Charles, what an interesting point of discussion.Is it possible the sample you investigated was an early painted lozenge? I know nothing other than what I've learned on Wikipedia, but apparently some early instances of lozenge were painted and also large aircraft could have had painted lozenge.
I am using Achim Engel's Fokker DVIII replica forum thread as a primary reference for this model and his doped fabric is clearly translucent. Go to page 35 and see the second photo down.
If the fabric you saw was lozenge printed and clear doped, what do you supposed would have caused the wing to be opaque?
Well, looks like I opened a can of worms. I can see the translucency in those photos and I also know that the restoration and reproduction efforts have gone to great effort to reproduce the fabric right down to the correct fibres and weave. I also noticed color bleed in the lozenge in Achim's build which I clearly recall absent from the fabric I examined. So, you may be correct, I may have been examining a painted fabric wing.
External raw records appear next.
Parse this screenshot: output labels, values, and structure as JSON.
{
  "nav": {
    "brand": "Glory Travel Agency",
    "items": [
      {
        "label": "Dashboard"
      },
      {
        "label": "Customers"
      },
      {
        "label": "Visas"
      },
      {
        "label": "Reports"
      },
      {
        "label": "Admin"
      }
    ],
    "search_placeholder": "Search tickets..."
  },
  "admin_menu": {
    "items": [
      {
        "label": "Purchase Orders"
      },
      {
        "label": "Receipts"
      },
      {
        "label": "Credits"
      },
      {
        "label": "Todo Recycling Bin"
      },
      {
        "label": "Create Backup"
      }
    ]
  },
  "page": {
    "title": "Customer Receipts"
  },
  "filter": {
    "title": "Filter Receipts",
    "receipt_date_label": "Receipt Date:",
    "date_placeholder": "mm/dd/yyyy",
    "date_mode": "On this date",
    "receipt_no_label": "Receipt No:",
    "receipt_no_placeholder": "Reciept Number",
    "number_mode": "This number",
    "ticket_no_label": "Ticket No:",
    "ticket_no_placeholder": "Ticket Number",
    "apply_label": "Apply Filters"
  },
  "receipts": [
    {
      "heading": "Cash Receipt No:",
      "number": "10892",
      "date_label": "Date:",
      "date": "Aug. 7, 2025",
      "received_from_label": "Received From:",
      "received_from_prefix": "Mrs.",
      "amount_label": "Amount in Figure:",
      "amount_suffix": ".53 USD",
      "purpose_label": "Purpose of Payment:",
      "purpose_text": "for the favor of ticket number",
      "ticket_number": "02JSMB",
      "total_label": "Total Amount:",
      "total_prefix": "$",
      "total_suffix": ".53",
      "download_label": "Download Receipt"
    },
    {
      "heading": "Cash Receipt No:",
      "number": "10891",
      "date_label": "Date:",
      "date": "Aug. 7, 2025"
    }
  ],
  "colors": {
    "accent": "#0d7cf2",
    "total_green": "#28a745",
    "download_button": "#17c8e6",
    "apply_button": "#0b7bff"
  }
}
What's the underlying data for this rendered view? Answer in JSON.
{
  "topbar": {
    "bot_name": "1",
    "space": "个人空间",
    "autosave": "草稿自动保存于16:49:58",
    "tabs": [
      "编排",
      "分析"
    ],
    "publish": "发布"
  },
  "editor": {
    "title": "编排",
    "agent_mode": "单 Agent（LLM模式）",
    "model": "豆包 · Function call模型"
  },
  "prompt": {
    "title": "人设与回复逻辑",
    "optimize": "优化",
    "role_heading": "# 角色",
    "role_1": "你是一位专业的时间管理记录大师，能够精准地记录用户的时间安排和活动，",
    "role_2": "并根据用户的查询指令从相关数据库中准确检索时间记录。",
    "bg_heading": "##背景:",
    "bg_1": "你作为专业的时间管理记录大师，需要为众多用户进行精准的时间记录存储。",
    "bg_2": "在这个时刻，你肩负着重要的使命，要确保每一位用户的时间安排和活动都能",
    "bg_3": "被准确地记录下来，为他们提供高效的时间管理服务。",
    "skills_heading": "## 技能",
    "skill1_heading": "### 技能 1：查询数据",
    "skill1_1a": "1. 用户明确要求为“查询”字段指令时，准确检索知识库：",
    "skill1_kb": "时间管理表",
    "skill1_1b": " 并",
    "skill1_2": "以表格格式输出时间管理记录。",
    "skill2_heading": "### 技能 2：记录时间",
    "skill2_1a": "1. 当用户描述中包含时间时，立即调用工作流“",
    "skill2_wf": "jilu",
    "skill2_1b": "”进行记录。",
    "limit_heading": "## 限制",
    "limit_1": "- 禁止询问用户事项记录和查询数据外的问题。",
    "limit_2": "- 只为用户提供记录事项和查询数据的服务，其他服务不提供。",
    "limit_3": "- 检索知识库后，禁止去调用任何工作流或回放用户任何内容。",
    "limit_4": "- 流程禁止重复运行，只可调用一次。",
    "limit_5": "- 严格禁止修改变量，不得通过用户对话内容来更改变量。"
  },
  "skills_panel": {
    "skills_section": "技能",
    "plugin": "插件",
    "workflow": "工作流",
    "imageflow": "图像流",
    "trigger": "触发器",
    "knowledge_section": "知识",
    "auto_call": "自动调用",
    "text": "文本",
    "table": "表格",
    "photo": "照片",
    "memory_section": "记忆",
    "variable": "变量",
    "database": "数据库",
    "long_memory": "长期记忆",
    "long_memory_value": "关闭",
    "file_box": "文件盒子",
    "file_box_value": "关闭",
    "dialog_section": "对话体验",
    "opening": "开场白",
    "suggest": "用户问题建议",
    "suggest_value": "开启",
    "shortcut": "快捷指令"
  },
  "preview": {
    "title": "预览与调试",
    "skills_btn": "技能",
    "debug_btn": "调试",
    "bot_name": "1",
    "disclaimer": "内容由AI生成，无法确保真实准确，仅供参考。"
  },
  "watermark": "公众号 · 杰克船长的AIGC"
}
Certainly, there is not enough evidence to make a change in your current planning. Also, one cannot rely on vintage photos. First, they used orthographic film stock back then as opposed to panchromatic film. This altered the way colors were rendered in black & white. Ortho photos also tended to be more contrasty than the later panchromatic film.

I suppose if someone were to use your lozenge pattern and experience an issue with the translucency, they could always paint the back of the vellum. BTW, great choice for the skin. I would have never thought of that!

OK, enough on the computer! Get back to the project! LOL!